El ERA tendrá que pagar 35.000 euros a una fisioterapeuta por tenerla 20 años encadenando contratos temporales
ASTURIAS
La trabajadora denunció a la Administración una vez que logró una plaza fija a través de la correspondiente oposición: «Se materializó una dilatada falta de estabilidad y la pérdida de oportunidades de empleo estable»
12 mar 2026 . Actualizado a las 16:21 h.El Tribunal Superior de Justicia de Asturias (TSJA) ha reconocido el derecho de una trabajadora del organismo público Establecimientos Residenciales para Ancianos de Asturias (ERA) a recibir una indemnización de 35.172 euros tras casi dos décadas trabajando en situación de temporalidad. La Sala de lo Social revoca así una sentencia anterior del Juzgado de lo Social de Mieres que había rechazado su reclamación.
La trabajadora había prestado servicios para el ERA desde septiembre de 2005. Lo hacía como fisioterapeuta mediante un contrato de interinidad. Durante años mantuvo esa situación hasta que, en 2018, una sentencia del Juzgado de lo Social número 6 de Oviedo declaró que su relación laboral debía considerarse como «indefinida no fija». Esa situación significa que el trabajador no tiene plaza fija, pero su contrato tampoco puede considerarse temporal en sentido estricto. El vínculo laboral se mantiene hasta que la administración convoca y cubre la plaza de manera definitiva mediante un proceso selectivo.
Ese proceso llegó finalmente en el marco de las medidas aprobadas para reducir la temporalidad en el empleo público. La fisioterapeuta se presentó al proceso extraordinario de estabilización y superó las pruebas para una de las diez plazas de titulado medio en la categoría de fisioterapeuta. En noviembre de 2024 fue cuando firmó un contrato laboral fijo con el ERA para trabajar en el centro de Sotiello, en el concejo de Aller. Para formalizar ese contrato, la administración le exigió previamente presentar un cese voluntario en su puesto anterior, algo que quedó recogido en la documentación firmada ese mismo día.
Pese a haber logrado la plaza fija, la trabajadora presentó una demanda en diciembre de 2024 reclamando una indemnización por los años que había trabajado en situación de temporalidad. Su argumento era que la administración había mantenido durante demasiado tiempo una contratación que en realidad cubría una necesidad permanente del servicio. En su demanda reclamaba una indemnización que ascendía a 69.953,20 euros. De forma subsidiaria pedía que, si no se reconocía esa cuantía, se le concediera la indemnización de 35.172 euros.

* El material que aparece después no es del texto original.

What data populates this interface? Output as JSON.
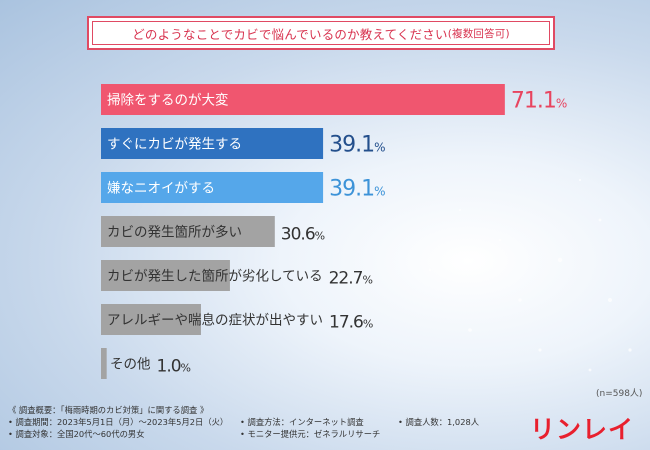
{
  "title": {
    "main": "どのようなことでカビで悩んでいるのか教えてください",
    "sub": "(複数回答可)"
  },
  "sample_note": "(n=598人)",
  "footer": {
    "survey_title": "《 調査概要：「梅雨時期のカビ対策」に関する調査 》",
    "period": "• 調査期間：2023年5月1日（月）～2023年5月2日（火）",
    "target": "• 調査対象：全国20代～60代の男女",
    "method": "• 調査方法：インターネット調査",
    "monitor": "• モニター提供元：ゼネラルリサーチ",
    "count": "• 調査人数：1,028人"
  },
  "logo_text": "リンレイ",
  "chart_data": {
    "type": "bar",
    "orientation": "horizontal",
    "unit": "%",
    "categories": [
      "掃除をするのが大変",
      "すぐにカビが発生する",
      "嫌なニオイがする",
      "カビの発生箇所が多い",
      "カビが発生した箇所が劣化している",
      "アレルギーや喘息の症状が出やすい",
      "その他"
    ],
    "values": [
      71.1,
      39.1,
      39.1,
      30.6,
      22.7,
      17.6,
      1.0
    ],
    "value_labels": [
      "71.1%",
      "39.1%",
      "39.1%",
      "30.6%",
      "22.7%",
      "17.6%",
      "1.0%"
    ],
    "bar_colors": [
      "#f0566f",
      "#2f72c0",
      "#55a7ea",
      "#a3a3a3",
      "#a3a3a3",
      "#a3a3a3",
      "#a3a3a3"
    ],
    "value_colors": [
      "#e8445f",
      "#234f8c",
      "#3d93d8",
      "#333333",
      "#333333",
      "#333333",
      "#333333"
    ],
    "label_colors": [
      "#ffffff",
      "#ffffff",
      "#ffffff",
      "#333333",
      "#333333",
      "#333333",
      "#333333"
    ],
    "xlim": [
      0,
      100
    ]
  }
}
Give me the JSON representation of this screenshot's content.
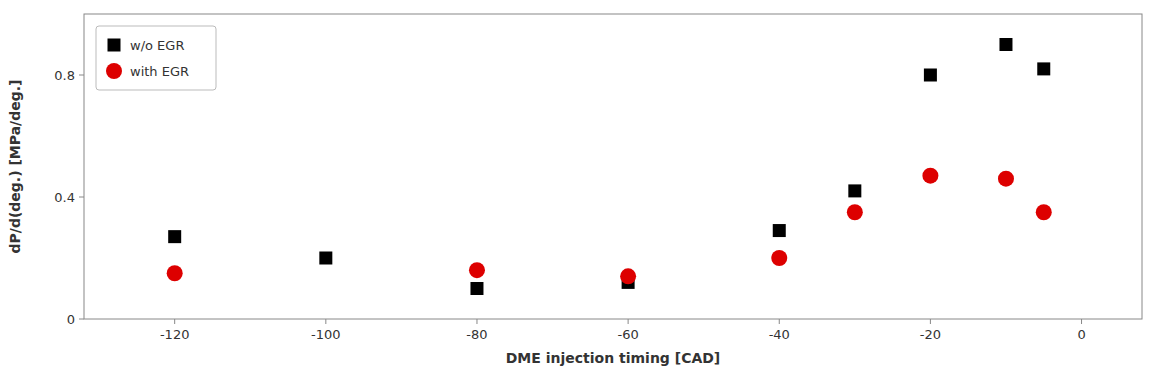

El Juzgado de lo Social de Mieres rechazó inicialmente la reclamación. En su sentencia entendía que una indemnización exige la existencia de un daño económico o patrimonial para quien la reclama. En este caso, señalaba que la trabajadora había pasado a ser fija tras superar el proceso selectivo y seguía prestando servicios para el mismo organismo, por lo que no existía ese perjuicio. La fisioterapeuta recurrió entonces ante el TSJA. Su defensa sostenía que sí se había producido un cese real de la relación laboral anterior, ya que la plaza se había cubierto mediante el procedimiento legal correspondiente. Además, defendía que el abuso en la contratación temporal debía tener consecuencias, independientemente de que la trabajadora hubiera obtenido después un puesto fijo. La administración autonómica, por su parte, se opuso al recurso. Argumentó que no se había producido un despido ni una extinción unilateral del contrato por parte del empleador, sino una renuncia voluntaria de la trabajadora para poder firmar el nuevo contrato fijo tras superar el proceso de estabilización.
En su resolución, el TSJA concluye que la trabajadora sí sufrió un perjuicio derivado de la prolongada situación de temporalidad. Durante 19 años y tres meses trabajó para el ERA sin estabilidad laboral, debido a que la administración no convocó antes el proceso para cubrir la plaza de forma definitiva. El tribunal considera que esa situación generó una precariedad laboral prolongada y «una pérdida de oportunidades de empleo estable». Por ello entiende que debe aplicarse una indemnización que compense ese perjuicio.
La sentencia también aclara que el hecho de que la trabajadora haya pasado a tener un contrato fijo no elimina su derecho a esa compensación. No obstante,la decisión no fue unánime. El presidente de la sala, José Luis Niño, formuló un voto particular en el que discrepa del criterio mayoritario. En su opinión, el recurso debería haberse desestimado o, en todo caso, haberse reconocido una indemnización inferior. Argumenta que la trabajadora logró finalmente la estabilidad laboral al obtener la plaza fija y que esa circunstancia ya habría reparado la situación previa. La sentencia aún no es firme. Contra ella cabe recurso de casación ante el Tribunal Supremo.